What I might be gearing up towards saying though, following on from my post where I suggested that Toolkit Philosophy might be a great candidate for being a compulsory school subject (even at primary school, in some form, I mean the sooner the better) is that I think a case could be made that philosophy could do with reinventing itself for the modern era and the future (without, I must add, losing any of its historical strengths) and being a bit less backward-looking in terms of ancient or just historical sources (aka dead guys), because I think it's in danger of falling further and further into obscurity. Which is a great pity, because in principle, it could have pride of place as the queen/king of human intellectual endeavour.
In a way, this goes straight to the OP, because it's arguably what the writers (of the book being reviewed in the linked article) were trying to suggest, at least in a specific sense related to metaphysics (what a lovely, semi-redundant term that is).
I can't say for sure what I think of their specific ideas for 'reforming metaphysics' because I've only read the linked review and the first chapter of the book (which is where the critique ends and the proposals emerge) but it seems to me it's essentially a transformational/rehabilitating sort of enterprise. With a bit of luck, it'd be more than fodder for internal consumption by other philosophers but I suspect that might be a limitation of it because I'm not sure who else is listening. As such, Modern Philosophy could also do with a new 'Big Gun' too, perhaps, its Richard Attenborough or its Carl Sagan, dare I say. And/or maybe even the services of a whiz PR Company.
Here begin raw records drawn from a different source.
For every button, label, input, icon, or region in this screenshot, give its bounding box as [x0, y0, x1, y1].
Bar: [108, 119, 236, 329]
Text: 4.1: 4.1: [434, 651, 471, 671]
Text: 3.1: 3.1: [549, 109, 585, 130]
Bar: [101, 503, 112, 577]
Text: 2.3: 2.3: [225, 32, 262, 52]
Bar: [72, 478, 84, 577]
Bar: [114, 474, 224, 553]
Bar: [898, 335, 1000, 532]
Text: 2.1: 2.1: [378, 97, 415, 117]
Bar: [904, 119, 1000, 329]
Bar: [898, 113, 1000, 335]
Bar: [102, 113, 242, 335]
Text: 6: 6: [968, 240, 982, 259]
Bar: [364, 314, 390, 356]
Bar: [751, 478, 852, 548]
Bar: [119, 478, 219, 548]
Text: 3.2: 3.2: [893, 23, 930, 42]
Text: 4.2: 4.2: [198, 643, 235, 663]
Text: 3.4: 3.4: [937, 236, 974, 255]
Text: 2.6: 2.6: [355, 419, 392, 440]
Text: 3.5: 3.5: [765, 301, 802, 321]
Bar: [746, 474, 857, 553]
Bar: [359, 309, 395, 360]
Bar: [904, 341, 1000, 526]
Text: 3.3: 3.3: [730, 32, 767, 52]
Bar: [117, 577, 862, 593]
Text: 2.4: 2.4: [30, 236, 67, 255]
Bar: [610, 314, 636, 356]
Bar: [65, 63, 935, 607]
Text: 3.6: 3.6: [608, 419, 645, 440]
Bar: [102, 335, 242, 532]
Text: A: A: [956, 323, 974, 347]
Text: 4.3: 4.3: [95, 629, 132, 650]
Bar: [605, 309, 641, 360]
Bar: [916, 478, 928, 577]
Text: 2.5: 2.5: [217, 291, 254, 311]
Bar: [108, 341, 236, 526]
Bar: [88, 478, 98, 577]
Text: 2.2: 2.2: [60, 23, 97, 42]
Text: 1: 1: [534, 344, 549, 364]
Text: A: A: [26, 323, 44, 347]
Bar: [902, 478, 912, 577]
Alain de Botton is doing his best, but he's not really cutting the mustard and arguably needs assistance. Plus, he's not as much of a babe magnet as Dr Brian Cox.
I'm not being entirely whimsical. There's an 'ivory tower' feel about a lot of philosophy that sometimes has a dusty whiff of emperor's
new old clothes about it.
[quote=""DrZoidberg""]Yes. There's got to be something. I'm less convinced that answer is God. Pretty sure it's not God. But it has to be something. Based on current research in physics, the answer is likely to be something mind blowingly weird that nobody sober would ever have considered. There's also the possibility that we can never know. Like what there was before the Big Bang. The Big Bang destroyed the evidence. So we most likely can never know.
But there still has to be something.[/quote]
Ok well your outlook and mine on that particular issue would diverge there because I ain't looking for or expecting to find 'something more' in the form of whys. I eschew teleology too, as far as possible. I think the two are often linked. You know, purpose and all that.